Tuesday, March 31, 2015

Not Everyone Has Faxes, You Guys

Just wanted to share another delightful interaction with my current insurance company! It never ceases to amaze me how insurance companies are able to have policies that actually make it more difficult for patients to get the treatment they so desperately need.

When my rheumatologist decided to switch me to Rituxan, my amazing nurse immediately faxed Aetna a request for prior authorization. A few days later I asked whether she had heard back from them. She hadn't, but because she is awesome she called them right away to find out the status of my authorization.
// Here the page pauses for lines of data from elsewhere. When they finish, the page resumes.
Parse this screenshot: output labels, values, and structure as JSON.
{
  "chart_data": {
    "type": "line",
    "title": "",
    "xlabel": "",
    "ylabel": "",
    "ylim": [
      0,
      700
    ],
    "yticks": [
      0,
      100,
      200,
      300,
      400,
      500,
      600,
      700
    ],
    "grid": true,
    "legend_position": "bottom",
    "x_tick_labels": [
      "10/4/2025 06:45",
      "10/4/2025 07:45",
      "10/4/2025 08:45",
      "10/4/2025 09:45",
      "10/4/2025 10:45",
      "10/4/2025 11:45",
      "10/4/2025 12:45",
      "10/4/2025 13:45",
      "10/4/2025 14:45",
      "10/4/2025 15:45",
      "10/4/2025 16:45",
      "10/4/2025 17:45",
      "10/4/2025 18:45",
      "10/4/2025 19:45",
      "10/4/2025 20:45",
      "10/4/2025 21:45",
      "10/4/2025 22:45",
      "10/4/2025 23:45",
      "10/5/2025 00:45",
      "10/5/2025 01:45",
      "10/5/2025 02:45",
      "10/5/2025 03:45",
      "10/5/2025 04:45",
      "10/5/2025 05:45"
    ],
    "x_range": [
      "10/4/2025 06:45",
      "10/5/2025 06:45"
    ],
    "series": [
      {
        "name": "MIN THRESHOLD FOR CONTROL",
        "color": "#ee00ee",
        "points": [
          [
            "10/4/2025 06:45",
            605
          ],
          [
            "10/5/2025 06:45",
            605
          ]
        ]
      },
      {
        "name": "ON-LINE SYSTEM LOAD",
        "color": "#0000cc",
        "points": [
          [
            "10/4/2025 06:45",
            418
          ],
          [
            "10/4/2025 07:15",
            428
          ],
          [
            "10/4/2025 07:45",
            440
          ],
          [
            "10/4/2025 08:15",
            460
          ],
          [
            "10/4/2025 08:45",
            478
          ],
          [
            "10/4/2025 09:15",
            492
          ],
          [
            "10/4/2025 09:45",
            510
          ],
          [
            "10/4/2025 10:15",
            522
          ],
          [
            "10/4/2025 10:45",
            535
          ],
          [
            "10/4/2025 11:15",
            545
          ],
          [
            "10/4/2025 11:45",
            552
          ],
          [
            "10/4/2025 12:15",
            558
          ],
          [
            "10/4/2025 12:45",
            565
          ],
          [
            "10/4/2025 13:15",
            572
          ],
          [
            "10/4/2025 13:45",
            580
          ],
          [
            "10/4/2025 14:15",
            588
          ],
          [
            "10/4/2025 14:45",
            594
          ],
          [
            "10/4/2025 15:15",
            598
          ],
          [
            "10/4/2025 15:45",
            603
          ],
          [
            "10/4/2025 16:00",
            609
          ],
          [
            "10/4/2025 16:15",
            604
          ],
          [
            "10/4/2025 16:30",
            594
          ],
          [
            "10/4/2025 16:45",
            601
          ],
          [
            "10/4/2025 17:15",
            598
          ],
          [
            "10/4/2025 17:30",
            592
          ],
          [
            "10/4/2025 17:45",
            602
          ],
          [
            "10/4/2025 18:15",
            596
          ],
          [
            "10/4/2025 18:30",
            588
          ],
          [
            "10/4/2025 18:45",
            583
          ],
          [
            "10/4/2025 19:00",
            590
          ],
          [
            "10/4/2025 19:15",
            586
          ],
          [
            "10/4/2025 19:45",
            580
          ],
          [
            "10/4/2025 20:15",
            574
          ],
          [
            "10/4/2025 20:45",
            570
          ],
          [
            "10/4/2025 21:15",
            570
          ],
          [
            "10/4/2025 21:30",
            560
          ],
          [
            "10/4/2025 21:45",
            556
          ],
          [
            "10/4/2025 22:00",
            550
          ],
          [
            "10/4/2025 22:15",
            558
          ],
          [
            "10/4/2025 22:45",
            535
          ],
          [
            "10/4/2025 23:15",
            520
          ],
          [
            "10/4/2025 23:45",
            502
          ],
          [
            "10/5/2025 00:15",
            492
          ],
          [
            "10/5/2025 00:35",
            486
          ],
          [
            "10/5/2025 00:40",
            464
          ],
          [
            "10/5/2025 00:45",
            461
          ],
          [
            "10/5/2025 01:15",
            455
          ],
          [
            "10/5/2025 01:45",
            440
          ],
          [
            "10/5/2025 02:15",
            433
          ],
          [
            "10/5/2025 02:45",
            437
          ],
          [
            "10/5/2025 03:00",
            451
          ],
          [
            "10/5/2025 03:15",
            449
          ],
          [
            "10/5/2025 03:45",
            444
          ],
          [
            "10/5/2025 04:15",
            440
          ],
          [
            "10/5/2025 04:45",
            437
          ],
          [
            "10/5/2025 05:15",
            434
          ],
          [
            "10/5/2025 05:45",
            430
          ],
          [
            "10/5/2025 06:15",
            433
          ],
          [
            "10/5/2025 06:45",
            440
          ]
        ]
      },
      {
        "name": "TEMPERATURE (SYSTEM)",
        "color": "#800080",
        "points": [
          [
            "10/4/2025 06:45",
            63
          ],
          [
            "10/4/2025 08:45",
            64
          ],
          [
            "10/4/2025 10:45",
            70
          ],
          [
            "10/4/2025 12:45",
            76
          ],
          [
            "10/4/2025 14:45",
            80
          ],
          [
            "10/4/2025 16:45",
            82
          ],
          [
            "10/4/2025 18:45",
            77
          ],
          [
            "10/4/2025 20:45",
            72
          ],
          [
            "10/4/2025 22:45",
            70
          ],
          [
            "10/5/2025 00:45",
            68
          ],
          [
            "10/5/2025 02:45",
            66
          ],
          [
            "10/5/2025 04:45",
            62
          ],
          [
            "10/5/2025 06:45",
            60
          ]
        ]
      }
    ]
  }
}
Well it turns out that Aetna authorized my request to start Rituxan the same day that my nurse faxed it to them. But, instead of responding by fax (or any other method of communication commonly used in this century) they put my authorization letter in the mail. Which means that if I hadn't called nurse, and my nurse hadn't called Aetna, we'd still be waiting who knows how many more days for the prior authorization to arrive via snail mail. Instead I was able to have my first infusion of Rituxan yesterday.
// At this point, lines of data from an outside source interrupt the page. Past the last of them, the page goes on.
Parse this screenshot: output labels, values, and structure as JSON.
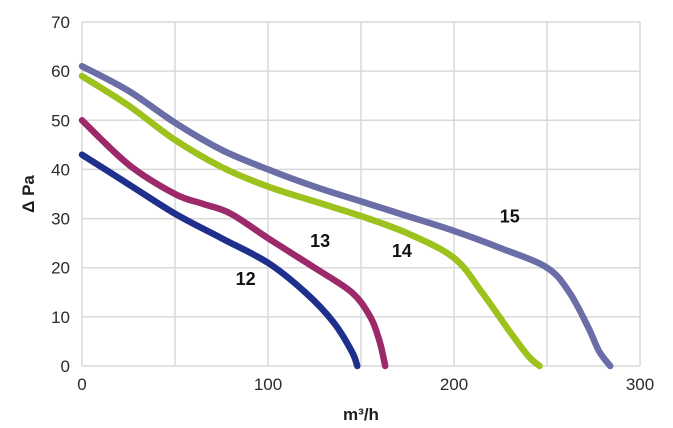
{
  "chart_data": {
    "type": "line",
    "title": "",
    "xlabel": "m³/h",
    "ylabel": "Δ Pa",
    "xlim": [
      0,
      300
    ],
    "ylim": [
      0,
      70
    ],
    "x_ticks": [
      0,
      100,
      200,
      300
    ],
    "y_ticks": [
      0,
      10,
      20,
      30,
      40,
      50,
      60,
      70
    ],
    "x_tick_labels": [
      "0",
      "100",
      "200",
      "300"
    ],
    "y_tick_labels": [
      "0",
      "10",
      "20",
      "30",
      "40",
      "50",
      "60",
      "70"
    ],
    "grid": true,
    "legend": "none",
    "series": [
      {
        "name": "12",
        "color": "#1f2f8c",
        "label_at": [
          88,
          16.5
        ],
        "points": [
          [
            0,
            43
          ],
          [
            25,
            37
          ],
          [
            50,
            31
          ],
          [
            75,
            26
          ],
          [
            100,
            21
          ],
          [
            120,
            15
          ],
          [
            135,
            9
          ],
          [
            145,
            3
          ],
          [
            148,
            0
          ]
        ]
      },
      {
        "name": "13",
        "color": "#9c2a6b",
        "label_at": [
          128,
          24.2
        ],
        "points": [
          [
            0,
            50
          ],
          [
            25,
            41
          ],
          [
            50,
            35
          ],
          [
            65,
            33
          ],
          [
            80,
            31
          ],
          [
            100,
            26
          ],
          [
            125,
            20
          ],
          [
            145,
            15
          ],
          [
            155,
            10
          ],
          [
            160,
            5
          ],
          [
            163,
            0
          ]
        ]
      },
      {
        "name": "14",
        "color": "#9dc21e",
        "label_at": [
          172,
          22.2
        ],
        "points": [
          [
            0,
            59
          ],
          [
            25,
            53
          ],
          [
            50,
            46
          ],
          [
            75,
            40.5
          ],
          [
            100,
            36.5
          ],
          [
            125,
            33.5
          ],
          [
            150,
            30.5
          ],
          [
            175,
            27
          ],
          [
            200,
            22
          ],
          [
            215,
            15
          ],
          [
            230,
            7
          ],
          [
            240,
            2
          ],
          [
            246,
            0
          ]
        ]
      },
      {
        "name": "15",
        "color": "#6a6da6",
        "label_at": [
          230,
          29.2
        ],
        "points": [
          [
            0,
            61
          ],
          [
            25,
            56
          ],
          [
            50,
            49.5
          ],
          [
            75,
            44
          ],
          [
            100,
            40
          ],
          [
            125,
            36.5
          ],
          [
            150,
            33.5
          ],
          [
            175,
            30.5
          ],
          [
            200,
            27.5
          ],
          [
            225,
            24
          ],
          [
            250,
            20
          ],
          [
            262,
            15
          ],
          [
            272,
            8
          ],
          [
            278,
            3
          ],
          [
            284,
            0
          ]
        ]
      }
    ]
  }
}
So here's what I wanted to know: why is it considered a good policy to respond to faxes via mail? Aetna boasts a Twitter page called @AetnaHelp that is supposed to be "here to help, listen, and learn from you." So I went to Twitter and asked them to explain their policy. Here's how that went:

So, after I asked at least ten times for an explanation of their policy, the best answer they could come up with (after almost 24 hours) was this: not everyone has a fax machine. And, to be honest, that's something I actually agree with. Not everyone has a fax machine because it is no longer 1981!! 

But, seriously, I still think they still failed to adequately answer my question. (You'd think they would take someone who criticized them in the Washington Post a bit more seriously.) I get that not everyone has a fax machine, so maybe it is in fact a good policy to send everyone a response via snail mail to make sure that everyone does eventually get a response. However, if a doctor's office submits a request for prior authorization via fax, then clearly they have a fax machine. 

Faxing is obviously an authorized method of communication, and responding via fax is obviously possible for Aetna since they kept offering to do it for me. I don't see any valid explanation for receiving a fax and then automatically sending a reply via snail mail instead of fax. The only thing that does is increase the amount of time patients are waiting for much-needed meds, and patients don't need any more burdens than they already have. And requiring doctors to request a response via fax shouldn't be necessary either, and in any event clearly isn't working as I am certain my nurse would have requested such a response. 

In the end I think it is important to call insurance companies out - publicly - for policies that make things worse for patients. Policies should be created to take the burden off patients, to provide efficient service and effective care. And there isn't much we can do to change these policies because chronically ill patients are pretty much a captive audience. But we can at least ask questions!